- Born: 7 May 1924 Streatham
- Died: 4 July 2004 (aged 80)
- Occupation: Conservationist

= Derek Sherborn =

British conservationist

Derek Ronald Sherborn (7 May 1924 – 4 July 2004) was a British conservationist and Principal Investigator of historic buildings for the Ministry of Town and Country Planning, who played a major role in the rescue of historical properties, making a pioneering contribution to the preservation of England's architectural heritage.

==Biography==
The only child of Ronald Thorne Sherborn, a Fellow of the Zoological Society of London, amateur photographer and draughtsman, and his wife Evelyn May (née Allman), Sherborn was born and raised in Streatham, a descendant of the Sherborn family of Bedfont, Lords of the Manors of Fawns and Cockbell, first recorded in the person of John Sherborn, of Feltham, who appeared in the Middlesex Muster Rolls for Foot Soldiers in 1338 as being required to serve with a bow and arrow. The family had been settled at Bedfont since the 14th century. In his youth, Sherborn was a collector of coins, stamps and Roman pottery, and his enthusiasm for history led him to attend auctions.
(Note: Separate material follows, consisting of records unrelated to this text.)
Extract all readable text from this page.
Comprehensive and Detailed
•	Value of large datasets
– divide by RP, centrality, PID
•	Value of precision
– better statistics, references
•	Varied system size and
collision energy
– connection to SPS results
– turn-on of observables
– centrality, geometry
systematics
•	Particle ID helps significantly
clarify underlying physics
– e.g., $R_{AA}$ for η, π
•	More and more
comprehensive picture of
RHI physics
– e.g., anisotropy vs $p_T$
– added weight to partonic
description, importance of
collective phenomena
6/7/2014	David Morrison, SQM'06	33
After Streatham Grammar School, Sherborn joined the R.A.F. Upon his discharge in 1944, Sherborn's interest in architecture led him to survey all the old buildings of Reading. This study qualified him, in 1948, for a position with the newly formed Ministry of Town and County Planning, as an investigator of historic buildings. The work, poorly paid and solitary, was nonetheless his true vocation given his great passion for conservation; given the damage and neglect of wartime and heavy cost in death duties, many formerly great estates were imperiled. He was a Fellow of the Society of Antiquaries.

Although numerous houses of distinction were lost, Sherborn's diligence and effort led to successful rescues of houses such as Calke Abbey, Derbyshire; Lydiard House, at Lydiard Tregoze, Wiltshire; and Cowick Hall in Yorkshire. His 1951 list of 2,000 outstanding country houses for the Gower Report led to the creation, in 1953, of the Historic Buildings Council for England, Wales and Scotland. By 1978, Sherborn was the Ministry's Principal Inspector, on the Listing Committee, Ecclesiastical Buildings Committee and the Outstanding Buildings Committee of the Historic Buildings Council. He retired in 1982.
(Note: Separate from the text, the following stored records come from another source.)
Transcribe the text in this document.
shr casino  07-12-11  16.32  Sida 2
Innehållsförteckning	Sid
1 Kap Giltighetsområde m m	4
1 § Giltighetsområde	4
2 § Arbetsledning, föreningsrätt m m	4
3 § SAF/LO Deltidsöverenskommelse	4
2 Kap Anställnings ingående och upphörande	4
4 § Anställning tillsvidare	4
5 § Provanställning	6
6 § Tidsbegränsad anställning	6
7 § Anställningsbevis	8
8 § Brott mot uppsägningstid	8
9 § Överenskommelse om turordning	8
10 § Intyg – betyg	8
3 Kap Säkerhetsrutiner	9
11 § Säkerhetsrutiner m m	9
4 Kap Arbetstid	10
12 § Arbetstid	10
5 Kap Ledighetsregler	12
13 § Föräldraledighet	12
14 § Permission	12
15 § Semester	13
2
Fawns Manor in Bedfont ('in the unlikely depths of suburban Middlesex'), in the ownership of the Sherborns since the 15th century, was inherited by Sherborn's uncle, the taxonomist Charles Davies Sherborn on the death of his fourth cousin once-removed, William Sherborn, in 1912. When Charles Davies Sherborn died in 1942, the Manor came to Ronald Thorne Sherborn; the family took up residence in the restored house in 1950. Sherborn lived there after his father's death until 1983, when, following several burglaries, he sold the manor to the British Airways Housing Association and moved to a seafront villa in Brighton. He died in 2004, having published his memoirs, An Inspector Recalls, the previous year. In his Spectator review of the book, Hugh Massingberd noted Sherborn to be 'one of the unsung heroes of conservation' in Britain, and observed that 'the so-called "national heritage" thus owes Sherborn an immeasurable debt' in light of his efforts.